Ora Hotel, gestione senza proprietà Presti apre 23 strutture in 23 mesi

21/06/2010



Costruire da zero in soli 23 mesi uno dei primi cinque gruppi alberghieri a proprietà italiana. Certo, a prima vista la performance di Ora Hotels, la catena lanciata il 26 luglio 2008 da Vincenzo Presti, una vita nel settore da secondo portiere al Savoy di Londra fino a manager internazionale, potrebbe essere considerata una curiosità da compulsare nel Guiness dei primati. E invece no. Perché questo imprenditore che ha alle spalle una lunga gavetta prima di guidare per anni le attività alberghiere del gruppo Domina di Ernesto Preatoni (ma le loro strade si sono divise da tempo) è il promotore di una piccola rivoluzione culturale del settore. Quanto agli obiettivi di Presta sono molto ambiziosi. A partire dalla decisione di aprire 107 alberghi in Italia, uno per ogni provincia nel giro dei prossimi 10 anni. Riguardo all’estero, si vedrà.
Per capire cosa sta accadendo bisogna prima tenere a mente che negli ultimi 23 mesi Presti ha aperto ben 23 hotel. Un record finora imbattuto nel Bel Paese se si escludono le acquisizioni da parte dei grandi gruppi internazionali. Quindi conviene gettare uno sguardo sulla realtà del settore in Italia. Se si escludono le grandi catene internazionali come NH Hoteles che a suo tempo ha acquisito Jolly Hotels e alcune (poche) aziende a proprietà nazionale la prima cosa che salta all’occhio è la coincidenza fra proprietà delle mura e gestione alberghiera.

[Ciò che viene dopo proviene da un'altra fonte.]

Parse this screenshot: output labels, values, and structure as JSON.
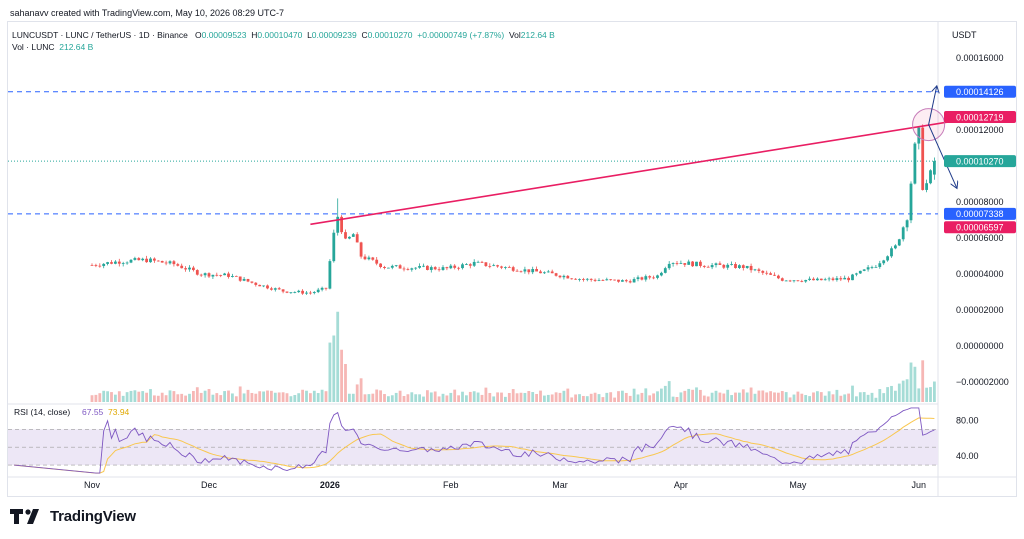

I motivi dell’equazione fra proprietà e gestione sono i più diversi. Spesso, però, siamo di fronte ad operazioni immobiliari «giustificate» dall’attività alberghiera. E ancor più spesso ci si imbatte in forti immobilizzazioni di capitale a cui non sempre corrisponde l’eccellenza della conduzione manageriale. Il risultato sono i rendimenti bassi se non addirittura negativi (tanto quello che conta è il valore patrimoniale) a cui fa fronte un servizio modesto e strutture che potrebbero essere migliorate. E allora?
La sfida di Presti è proprio quella di ribaltare il paradigma su cui si basa il settore. Niente proprietà della mura dunque («è l’ultima cosa che vogliamo», dice, «anzi non la vogliamo affatto»). Al contrario Ora Hotels prende in gestione dai proprietari pagando un affitto strutture che hanno bisogno di un’iniezione di managerialità per essere redditizie oppure alberghi chiusi da tempo o anche nuove iniziative da mettere a reddito. La ricetta è chiara: attenzione ossessiva alla qualità e alla redditività del servizio. Mentre le risorse vengono indirizzate sullo sviluppo della catena, la creazione di nuovi «format» alberghieri, il marketing, la comunicazione e la messa a punto di sinergie sugli acquisti e sull’allestimento degli ambienti. In questo quadro i 10 milioni di ricavi del 2010 dovrebbero balzare a quota 50 milioni in un quinquennio.
L’ultima apertura ufficiale avvenuta il 10 giugno riguarda l’Hotel Ora Domus Cenacolo di Assisi (111 stanze), un albergo chiuso nel 2007 e ispirato al modello del chiostro conventuale che oggi si ripropone costituendo il primo esempio di un nuovo «format» alberghiero dedicato al turismo religioso (comitive, pellegrini, gruppi).
L’inaugurazione di Assisi segue di pochi giorni l’ingresso nel portafoglio del gruppo di Ora Resort Arc en Ciel e de l’Ora Resort Loharano Hotel, entrambi a Nosy Be, in Madagascar. Questi due alberghi sono condotti in franchising, una formula che oggi coinvolge 12 strutture mentre le altre 11 vengono gestite direttamente dal management Ora Hotels. «Entro fine anno», annuncia Presti, «dovremmo arrivare a 27 aperture».
Tenuto a battesimo in Emilia con l’inaugurazione di Ora City Parma oggi il gruppo guidato da Presti è presente in Italia a Caserta, con l’Ora City Caserta poi a Milano con Ora City Milano e a Catania con l’Ora Luxury Sicilia. Le altre strutture sono disseminate a Zanzibar, in Spagna, Kenya, Messico e Madagascar. Riguardo ai format gli Ora City puntano sul rapporto qualità prezzo in città; i Resort all’accoppiata fra lusso e vacanze mentre i Luxury costituiscono il top dell’offerta.